タングステン(w)のろう付けに使用されるはんだのほとんどはモリブデン(Mo)のろう付けにも使用できます。また、400℃未満で動作するMo部品には、銅系または銀系のはんだを使用できます。400~650℃で動作する電子機器や非構造部品には、Cu Ag、Au Ni、PD Ni、またはCu Niのはんだを使用できます。より高温で動作する部品には、チタン系または融点の高いその他の純金属フィラーメタルを使用できます。マンガン系、コバルト系、ニッケル系のフィラーメタルは、ろう付け接合部に脆い金属間化合物が形成されるのを避けるため、一般的には推奨されないことに注意してください。

TAまたはNb部品を1000℃未満で使用する場合、銅系、マンガン系、コバルト系、チタン系、ニッケル系、金系、パラジウム系の注入材を選択できます。これには、Cu Au、Au Ni、PD Ni、Pt Au_ Ni、Cu Snはんだが含まれ、TAおよびNbに対して良好な濡れ性、良好なろう付けシーム形成、および高い接合強度を有します。銀系フィラーメタルはろう付け金属を脆くする傾向があるため、できるだけ避けるべきです。1000℃~1300℃で使用する部品には、純金属Ti、V、Zr、またはこれらの金属をベースとした合金で、これらの金属と無限の固体および液体を形成するものがろう付けフィラーメタルとして選択されます。使用温度がさらに高い場合は、HFを含むフィラーメタルを選択できます。

W. 高温でのMo、Ta、Nbのろう付け用フィラーメタルについては、表13を参照してください。

表13 耐火金属の高温ろう付け用ろう材

表13 2 表13 耐火金属の高温ろう付け用ろう材

表13 耐火金属の高温ろう付け用ろう材2
2.ろう付け技術

ろう付けを行う前に、耐火金属表面の酸化物を慎重に除去する必要があります。機械研磨、サンドブラスト、超音波洗浄、または化学洗浄を用いることができます。ろう付けは洗浄後直ちに行う必要があります。

タングステン(W)は本来脆いため、部品組立作業では破損を避けるため、W部品は慎重に取り扱う必要があります。脆い炭化タングステンの形成を防ぐため、Wとグラファイトの直接接触は避ける必要があります。溶接前の加工や溶接による予応力は、溶接前に除去する必要があります。Wは温度上昇時に非常に酸化しやすいため、ろう付け中は十分な真空度を確保する必要があります。1000~1400℃の温度範囲でろう付けを行う場合、真空度は8×10⁻³Pa以上でなければなりません。接合部の再溶解温度と使用温度を向上させるため、ろう付け工程は溶接後の拡散処理と組み合わせることができます。例えば、1180℃でWをろう付けする際には、b-ni68cr20si10felはんだが使用されます。溶接後、1070℃/4時間、1200℃/3.5時間、1300℃/2時間の3回の拡散処理を行うことで、ろう付け接合部の使用温度は2200℃以上に達する。

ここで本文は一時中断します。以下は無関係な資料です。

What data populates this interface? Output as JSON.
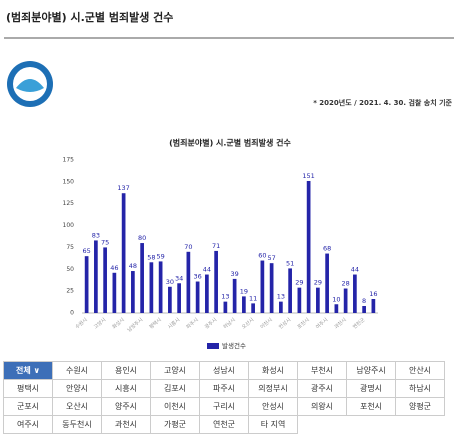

Moのろう付け接合部を組み立てる際には、熱膨張係数が小さいことを考慮し、接合部の隙間は0.05~0.13mmの範囲内に収める必要があります。治具を使用する場合は、熱膨張係数の小さい材料を選択してください。Moの再結晶は、フレームろう付け、制御雰囲気炉、真空炉、誘導炉、抵抗加熱が再結晶温度を超えるか、はんだ元素の拡散により再結晶温度が低下する場合に発生します。したがって、ろう付け温度が再結晶温度に近い場合は、ろう付け時間が短いほど良いです。Moの再結晶温度を超えるろう付けを行う場合は、冷却速度が速すぎることによる割れを避けるため、ろう付け時間と冷却速度を制御する必要があります。酸素アセチレンフレームろう付けを使用する場合は、工業用ホウ酸塩または銀ろう付けフラックスとフッ化カルシウムを含む高温フラックスを混合したフラックスを使用するのが理想的で、良好な保護が得られます。この方法は、まずMoの表面に銀ろう付けフラックスの層を塗布し、次に高温フラックスを塗布するものである。銀ろう付けフラックスは低温域で活性を示し、高温フラックスの活性温度は1427℃に達する。

TAまたはNb部品は、好ましくは真空下でろう付けされ、真空度は1.33×10⁻²Pa以上でなければならない。不活性ガス雰囲気下でろう付けを行う場合は、一酸化炭素、アンモニア、窒素、二酸化炭素などのガス不純物を厳密に除去する必要がある。空気中でろう付けまたは抵抗ろう付けを行う場合は、専用のろう付け用溶加材と適切なフラックスを使用する。TAまたはNbが高温で酸素と接触するのを防ぐため、表面に金属銅またはニッケルの層をめっきし、適切な拡散焼鈍処理を行うことができる。